Shane Delia on “Shane Delia’s Moorish Spice Journey” writes: “My version of the traditional Moroccan crumpet is crisper and airier, yet denser at the same time. The addition of a little semolina in the batter and on the base of the rings is the secret to a crisp crumpet. The clementine marmalade is lovely, especially with the earthy touch of saffron, but you can serve these with whatever jam you like.”
Seville orange (or bigarade) is a widely known, particularly tart orange which is now grown throughout the Mediterranean region. It has a thick, dimpled skin, and is prized for making marmalade, being higher in pectin than the sweet orange, and therefore giving a better set and a higher yield. It is also used in compotes and for orange-flavored liqueurs. Once a year, oranges of this variety are collected from trees in Seville and shipped to Britain to be used in marmalade. However, the fruit is rarely consumed locally in Andalusia
The name Marmalade comes from the Portuguese word Marmelos, a quince paste similar in texture to an orange spread popular long before the commercialisation of marmalade in the late 18th century.
Despite the belief that marmalade was ‘invented’ in Scotland by James Keiller and his wife it was not – though due thanks must go to the Keiller who are generally credited with making the delicious breakfast preserve commercially available. The romantic notion of James Keiller discovering a cargo of bitter oranges being sold cheaply which his wife then turned into jam has long been outed considering the existence of recipes for similar ‘jams’ dating back to the 1500s.

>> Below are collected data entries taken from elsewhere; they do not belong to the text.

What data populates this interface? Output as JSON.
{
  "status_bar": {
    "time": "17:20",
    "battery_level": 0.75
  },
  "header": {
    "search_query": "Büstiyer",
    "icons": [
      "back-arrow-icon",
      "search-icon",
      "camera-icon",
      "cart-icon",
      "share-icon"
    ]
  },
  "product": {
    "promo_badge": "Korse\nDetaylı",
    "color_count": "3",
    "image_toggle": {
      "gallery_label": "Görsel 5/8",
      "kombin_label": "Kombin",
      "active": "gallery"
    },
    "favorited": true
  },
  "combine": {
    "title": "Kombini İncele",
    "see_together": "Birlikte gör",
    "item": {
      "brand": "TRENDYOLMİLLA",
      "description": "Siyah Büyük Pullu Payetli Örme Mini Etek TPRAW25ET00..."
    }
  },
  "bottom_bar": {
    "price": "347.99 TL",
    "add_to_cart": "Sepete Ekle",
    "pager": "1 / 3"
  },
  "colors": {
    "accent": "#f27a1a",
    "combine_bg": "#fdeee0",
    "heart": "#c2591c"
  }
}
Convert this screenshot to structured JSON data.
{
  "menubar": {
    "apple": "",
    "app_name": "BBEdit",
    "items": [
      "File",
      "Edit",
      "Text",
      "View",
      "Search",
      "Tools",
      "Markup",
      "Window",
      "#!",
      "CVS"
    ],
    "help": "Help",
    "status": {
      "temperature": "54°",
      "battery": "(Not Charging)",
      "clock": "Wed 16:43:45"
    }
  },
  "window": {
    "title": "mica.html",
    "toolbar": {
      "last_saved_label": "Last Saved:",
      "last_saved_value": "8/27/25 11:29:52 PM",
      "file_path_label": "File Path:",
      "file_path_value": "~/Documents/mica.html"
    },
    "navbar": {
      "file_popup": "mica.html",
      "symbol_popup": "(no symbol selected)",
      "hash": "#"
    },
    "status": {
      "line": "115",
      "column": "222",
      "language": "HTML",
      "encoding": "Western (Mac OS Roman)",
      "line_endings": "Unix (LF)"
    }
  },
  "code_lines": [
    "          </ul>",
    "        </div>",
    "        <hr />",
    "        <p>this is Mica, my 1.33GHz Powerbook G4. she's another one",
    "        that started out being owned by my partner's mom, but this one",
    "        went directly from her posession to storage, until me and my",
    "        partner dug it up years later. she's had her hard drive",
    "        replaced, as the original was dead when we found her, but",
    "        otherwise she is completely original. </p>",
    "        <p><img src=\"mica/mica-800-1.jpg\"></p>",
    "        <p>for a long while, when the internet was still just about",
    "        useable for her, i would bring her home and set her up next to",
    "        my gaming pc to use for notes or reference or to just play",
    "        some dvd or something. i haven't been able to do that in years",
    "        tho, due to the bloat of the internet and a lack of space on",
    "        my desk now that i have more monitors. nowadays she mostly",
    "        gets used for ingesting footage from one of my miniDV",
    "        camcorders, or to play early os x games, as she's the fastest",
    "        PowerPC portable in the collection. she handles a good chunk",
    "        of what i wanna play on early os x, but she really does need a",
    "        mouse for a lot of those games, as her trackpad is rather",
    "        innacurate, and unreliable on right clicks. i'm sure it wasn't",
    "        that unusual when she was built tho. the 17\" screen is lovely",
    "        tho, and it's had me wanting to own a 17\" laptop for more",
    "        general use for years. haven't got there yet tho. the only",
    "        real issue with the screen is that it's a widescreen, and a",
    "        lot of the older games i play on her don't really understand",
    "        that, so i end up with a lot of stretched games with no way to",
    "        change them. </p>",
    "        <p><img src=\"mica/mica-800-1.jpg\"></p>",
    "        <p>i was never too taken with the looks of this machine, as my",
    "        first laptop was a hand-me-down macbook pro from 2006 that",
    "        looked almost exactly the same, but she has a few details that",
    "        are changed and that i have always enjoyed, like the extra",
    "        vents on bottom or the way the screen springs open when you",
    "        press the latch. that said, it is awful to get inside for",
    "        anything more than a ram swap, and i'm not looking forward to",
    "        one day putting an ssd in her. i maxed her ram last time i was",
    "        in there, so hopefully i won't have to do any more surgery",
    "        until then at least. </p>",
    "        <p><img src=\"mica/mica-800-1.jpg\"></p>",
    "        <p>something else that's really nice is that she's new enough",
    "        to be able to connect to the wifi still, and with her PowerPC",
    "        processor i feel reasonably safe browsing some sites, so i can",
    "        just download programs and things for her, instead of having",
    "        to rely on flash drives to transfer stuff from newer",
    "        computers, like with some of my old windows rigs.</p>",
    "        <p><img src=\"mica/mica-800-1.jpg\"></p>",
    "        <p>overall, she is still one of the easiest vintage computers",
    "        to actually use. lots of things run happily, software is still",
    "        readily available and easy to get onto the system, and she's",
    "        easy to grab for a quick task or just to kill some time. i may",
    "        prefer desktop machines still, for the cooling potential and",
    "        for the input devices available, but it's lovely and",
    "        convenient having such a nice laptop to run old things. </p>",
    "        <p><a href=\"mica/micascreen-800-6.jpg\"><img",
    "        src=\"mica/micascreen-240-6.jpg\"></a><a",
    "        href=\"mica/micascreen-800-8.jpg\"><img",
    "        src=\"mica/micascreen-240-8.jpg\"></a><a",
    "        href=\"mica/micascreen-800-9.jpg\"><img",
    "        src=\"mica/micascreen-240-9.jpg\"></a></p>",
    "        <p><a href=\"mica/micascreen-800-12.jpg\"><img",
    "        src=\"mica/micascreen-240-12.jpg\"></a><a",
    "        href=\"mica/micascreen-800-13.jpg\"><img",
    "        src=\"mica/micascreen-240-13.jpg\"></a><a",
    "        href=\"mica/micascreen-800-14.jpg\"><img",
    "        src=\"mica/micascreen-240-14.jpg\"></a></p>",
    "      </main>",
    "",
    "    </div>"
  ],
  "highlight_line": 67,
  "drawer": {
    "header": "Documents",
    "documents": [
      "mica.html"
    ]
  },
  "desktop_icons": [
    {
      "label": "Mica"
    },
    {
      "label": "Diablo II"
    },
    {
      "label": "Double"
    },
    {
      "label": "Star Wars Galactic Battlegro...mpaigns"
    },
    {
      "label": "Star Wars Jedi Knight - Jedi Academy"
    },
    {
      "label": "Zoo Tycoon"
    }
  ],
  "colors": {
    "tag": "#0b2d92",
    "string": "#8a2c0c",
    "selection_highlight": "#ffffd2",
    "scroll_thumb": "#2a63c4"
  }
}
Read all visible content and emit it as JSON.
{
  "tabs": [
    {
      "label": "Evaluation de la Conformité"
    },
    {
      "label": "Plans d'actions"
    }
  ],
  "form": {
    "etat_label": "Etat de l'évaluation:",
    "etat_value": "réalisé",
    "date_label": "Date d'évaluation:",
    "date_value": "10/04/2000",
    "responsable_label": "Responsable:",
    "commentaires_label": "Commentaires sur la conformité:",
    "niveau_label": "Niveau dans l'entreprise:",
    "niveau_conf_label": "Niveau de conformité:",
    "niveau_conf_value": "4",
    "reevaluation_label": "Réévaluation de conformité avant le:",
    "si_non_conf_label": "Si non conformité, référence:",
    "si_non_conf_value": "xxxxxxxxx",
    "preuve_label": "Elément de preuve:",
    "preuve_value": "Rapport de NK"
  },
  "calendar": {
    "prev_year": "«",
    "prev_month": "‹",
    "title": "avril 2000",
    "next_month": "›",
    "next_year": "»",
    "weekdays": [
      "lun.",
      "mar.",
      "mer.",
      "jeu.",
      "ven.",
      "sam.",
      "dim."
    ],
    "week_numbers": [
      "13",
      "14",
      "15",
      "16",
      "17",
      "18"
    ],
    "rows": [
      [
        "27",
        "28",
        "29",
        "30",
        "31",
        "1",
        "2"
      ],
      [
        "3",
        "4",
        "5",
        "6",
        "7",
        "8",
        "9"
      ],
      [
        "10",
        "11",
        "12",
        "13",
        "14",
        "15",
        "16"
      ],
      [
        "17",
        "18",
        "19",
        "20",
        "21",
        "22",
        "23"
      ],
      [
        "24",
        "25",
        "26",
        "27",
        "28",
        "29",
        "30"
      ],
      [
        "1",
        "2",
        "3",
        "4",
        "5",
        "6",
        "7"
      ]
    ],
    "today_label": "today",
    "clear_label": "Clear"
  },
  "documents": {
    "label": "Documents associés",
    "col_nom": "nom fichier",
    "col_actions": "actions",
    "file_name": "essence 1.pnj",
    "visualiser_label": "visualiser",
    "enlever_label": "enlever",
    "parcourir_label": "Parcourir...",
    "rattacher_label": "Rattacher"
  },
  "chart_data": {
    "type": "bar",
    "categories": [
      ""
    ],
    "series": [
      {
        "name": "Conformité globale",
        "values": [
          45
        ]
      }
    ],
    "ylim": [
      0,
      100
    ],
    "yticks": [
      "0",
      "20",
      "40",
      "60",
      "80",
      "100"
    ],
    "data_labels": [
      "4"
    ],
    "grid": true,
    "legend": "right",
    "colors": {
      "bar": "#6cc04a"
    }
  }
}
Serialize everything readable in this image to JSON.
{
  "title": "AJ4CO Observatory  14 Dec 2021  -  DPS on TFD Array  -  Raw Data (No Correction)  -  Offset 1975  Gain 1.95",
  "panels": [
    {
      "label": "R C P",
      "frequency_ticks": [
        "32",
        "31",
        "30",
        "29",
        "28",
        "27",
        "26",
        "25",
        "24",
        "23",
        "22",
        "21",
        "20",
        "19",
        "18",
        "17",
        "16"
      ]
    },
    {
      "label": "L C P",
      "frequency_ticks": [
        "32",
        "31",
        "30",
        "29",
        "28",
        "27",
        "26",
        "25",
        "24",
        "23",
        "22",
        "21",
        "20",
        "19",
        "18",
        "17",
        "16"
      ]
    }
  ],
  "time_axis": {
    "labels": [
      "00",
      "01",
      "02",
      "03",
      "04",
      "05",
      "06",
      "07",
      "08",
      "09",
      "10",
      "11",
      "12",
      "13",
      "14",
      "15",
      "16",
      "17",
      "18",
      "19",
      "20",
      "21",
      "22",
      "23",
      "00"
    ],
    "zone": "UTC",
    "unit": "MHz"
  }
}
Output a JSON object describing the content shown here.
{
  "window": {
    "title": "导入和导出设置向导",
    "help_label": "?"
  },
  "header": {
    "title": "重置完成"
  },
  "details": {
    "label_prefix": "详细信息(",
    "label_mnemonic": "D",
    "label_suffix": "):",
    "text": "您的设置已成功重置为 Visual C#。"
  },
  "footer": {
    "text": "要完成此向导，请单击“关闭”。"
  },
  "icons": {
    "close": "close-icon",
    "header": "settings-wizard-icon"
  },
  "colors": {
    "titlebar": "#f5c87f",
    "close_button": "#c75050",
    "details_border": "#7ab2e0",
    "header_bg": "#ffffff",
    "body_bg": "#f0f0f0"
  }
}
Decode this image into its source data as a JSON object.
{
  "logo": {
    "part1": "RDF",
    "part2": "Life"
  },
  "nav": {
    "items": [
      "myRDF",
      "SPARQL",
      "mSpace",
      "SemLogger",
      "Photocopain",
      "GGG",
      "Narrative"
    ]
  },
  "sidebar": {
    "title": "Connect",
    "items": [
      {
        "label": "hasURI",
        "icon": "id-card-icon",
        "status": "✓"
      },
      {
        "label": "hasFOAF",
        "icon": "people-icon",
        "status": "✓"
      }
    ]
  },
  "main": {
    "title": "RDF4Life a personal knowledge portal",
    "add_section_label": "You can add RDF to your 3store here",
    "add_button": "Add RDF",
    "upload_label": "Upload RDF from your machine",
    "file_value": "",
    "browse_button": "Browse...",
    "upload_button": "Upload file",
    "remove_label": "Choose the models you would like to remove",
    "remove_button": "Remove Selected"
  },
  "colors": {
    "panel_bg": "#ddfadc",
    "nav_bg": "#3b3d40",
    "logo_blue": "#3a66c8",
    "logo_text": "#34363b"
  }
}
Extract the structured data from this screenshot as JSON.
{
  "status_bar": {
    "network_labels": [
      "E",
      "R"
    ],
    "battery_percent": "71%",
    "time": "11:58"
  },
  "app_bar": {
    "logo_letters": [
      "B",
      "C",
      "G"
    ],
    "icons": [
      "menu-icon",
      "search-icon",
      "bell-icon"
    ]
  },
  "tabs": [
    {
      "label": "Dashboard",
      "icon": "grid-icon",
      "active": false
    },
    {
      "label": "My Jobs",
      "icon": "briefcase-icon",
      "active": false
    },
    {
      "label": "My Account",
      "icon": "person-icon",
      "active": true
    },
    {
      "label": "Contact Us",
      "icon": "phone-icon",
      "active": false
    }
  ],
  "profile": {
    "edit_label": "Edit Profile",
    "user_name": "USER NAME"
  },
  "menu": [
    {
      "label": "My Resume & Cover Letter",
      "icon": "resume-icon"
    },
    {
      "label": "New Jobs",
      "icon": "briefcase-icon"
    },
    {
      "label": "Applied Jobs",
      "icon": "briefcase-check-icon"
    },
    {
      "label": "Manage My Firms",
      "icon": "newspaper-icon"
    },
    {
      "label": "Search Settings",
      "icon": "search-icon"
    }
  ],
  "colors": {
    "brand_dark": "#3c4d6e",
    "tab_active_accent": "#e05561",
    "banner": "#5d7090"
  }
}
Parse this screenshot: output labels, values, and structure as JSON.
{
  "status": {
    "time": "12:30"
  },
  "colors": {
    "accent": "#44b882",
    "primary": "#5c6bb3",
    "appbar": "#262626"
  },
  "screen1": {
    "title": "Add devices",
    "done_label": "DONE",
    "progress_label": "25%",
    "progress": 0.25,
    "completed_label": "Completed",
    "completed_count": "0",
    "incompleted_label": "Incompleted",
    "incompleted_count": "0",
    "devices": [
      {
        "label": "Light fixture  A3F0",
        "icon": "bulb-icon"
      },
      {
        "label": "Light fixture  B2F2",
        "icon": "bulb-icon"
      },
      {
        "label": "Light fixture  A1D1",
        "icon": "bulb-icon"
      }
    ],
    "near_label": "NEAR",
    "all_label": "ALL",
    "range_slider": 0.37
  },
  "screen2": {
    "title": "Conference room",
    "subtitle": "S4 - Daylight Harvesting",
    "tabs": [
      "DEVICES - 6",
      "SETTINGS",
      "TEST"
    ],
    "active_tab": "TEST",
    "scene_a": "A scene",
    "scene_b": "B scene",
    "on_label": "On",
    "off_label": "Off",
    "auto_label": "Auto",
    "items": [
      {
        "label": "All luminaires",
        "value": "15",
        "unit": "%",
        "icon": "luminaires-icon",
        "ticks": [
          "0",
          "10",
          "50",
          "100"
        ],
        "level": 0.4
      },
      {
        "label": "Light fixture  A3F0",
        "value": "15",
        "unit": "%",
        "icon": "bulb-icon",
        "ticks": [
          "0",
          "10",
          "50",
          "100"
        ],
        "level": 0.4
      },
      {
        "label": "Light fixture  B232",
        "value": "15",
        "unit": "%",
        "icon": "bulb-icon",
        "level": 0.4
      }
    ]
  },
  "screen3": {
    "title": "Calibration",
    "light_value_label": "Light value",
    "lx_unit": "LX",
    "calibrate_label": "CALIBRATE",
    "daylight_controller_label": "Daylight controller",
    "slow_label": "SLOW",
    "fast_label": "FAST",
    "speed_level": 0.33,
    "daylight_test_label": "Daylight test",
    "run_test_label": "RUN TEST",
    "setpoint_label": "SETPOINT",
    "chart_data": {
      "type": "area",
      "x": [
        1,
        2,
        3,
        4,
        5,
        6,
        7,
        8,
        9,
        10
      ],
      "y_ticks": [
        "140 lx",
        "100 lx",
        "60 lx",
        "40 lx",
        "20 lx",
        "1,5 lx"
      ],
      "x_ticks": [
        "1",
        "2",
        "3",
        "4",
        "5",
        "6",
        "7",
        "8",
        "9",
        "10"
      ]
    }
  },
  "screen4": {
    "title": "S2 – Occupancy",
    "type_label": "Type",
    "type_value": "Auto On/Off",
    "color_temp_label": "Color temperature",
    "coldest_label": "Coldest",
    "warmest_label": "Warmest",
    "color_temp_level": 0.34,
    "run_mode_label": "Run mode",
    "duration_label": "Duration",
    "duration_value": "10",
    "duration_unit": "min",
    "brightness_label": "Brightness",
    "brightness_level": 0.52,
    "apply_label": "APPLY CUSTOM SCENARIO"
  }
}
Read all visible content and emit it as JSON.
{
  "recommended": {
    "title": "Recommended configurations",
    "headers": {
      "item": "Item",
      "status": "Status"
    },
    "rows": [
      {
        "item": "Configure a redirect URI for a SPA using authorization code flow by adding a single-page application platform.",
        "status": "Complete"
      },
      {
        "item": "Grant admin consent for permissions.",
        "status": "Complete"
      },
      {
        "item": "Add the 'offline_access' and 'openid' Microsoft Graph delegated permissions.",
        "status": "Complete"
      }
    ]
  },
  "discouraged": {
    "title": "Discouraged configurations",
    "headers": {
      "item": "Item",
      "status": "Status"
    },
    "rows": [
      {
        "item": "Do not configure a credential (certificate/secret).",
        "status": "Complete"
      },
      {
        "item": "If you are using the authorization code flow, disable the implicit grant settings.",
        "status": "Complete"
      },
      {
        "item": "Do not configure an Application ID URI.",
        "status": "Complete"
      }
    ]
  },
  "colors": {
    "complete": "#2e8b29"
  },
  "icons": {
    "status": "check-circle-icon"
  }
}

According to food historian Ivan Day, one of the earliest known recipe for for a Marmelet of Oranges (close to what we know as marmalade today) comes from the recipe book of Eliza Cholmondeley around 1677.
Types of Orange Marmalade
There are endless varieties of Marmalade and arguments abound at the breakfast table to personal preferences. Amongst the most popular are:
Thick Cut – the orange peel in the jelly is cut into thick chunks creating a tangy bitter flavor. Thin Cut – the orange peel is shredded finely resulting in a softer flavor and texture. Flavored – endless varieties with added flavors; whisky, Grand Marnier, ginger, or a mixture of citrus fruits. Vintage – marmalade left to mature for a denser, richer flavor. Black – made by the adding of brown sugar or black molasses.
The bitter oranges needed for making true marmalade are only available in late-winter to early spring. Seville orange pulp is also available year-round in cans which it does make a good marmalade, though frowned on by purists.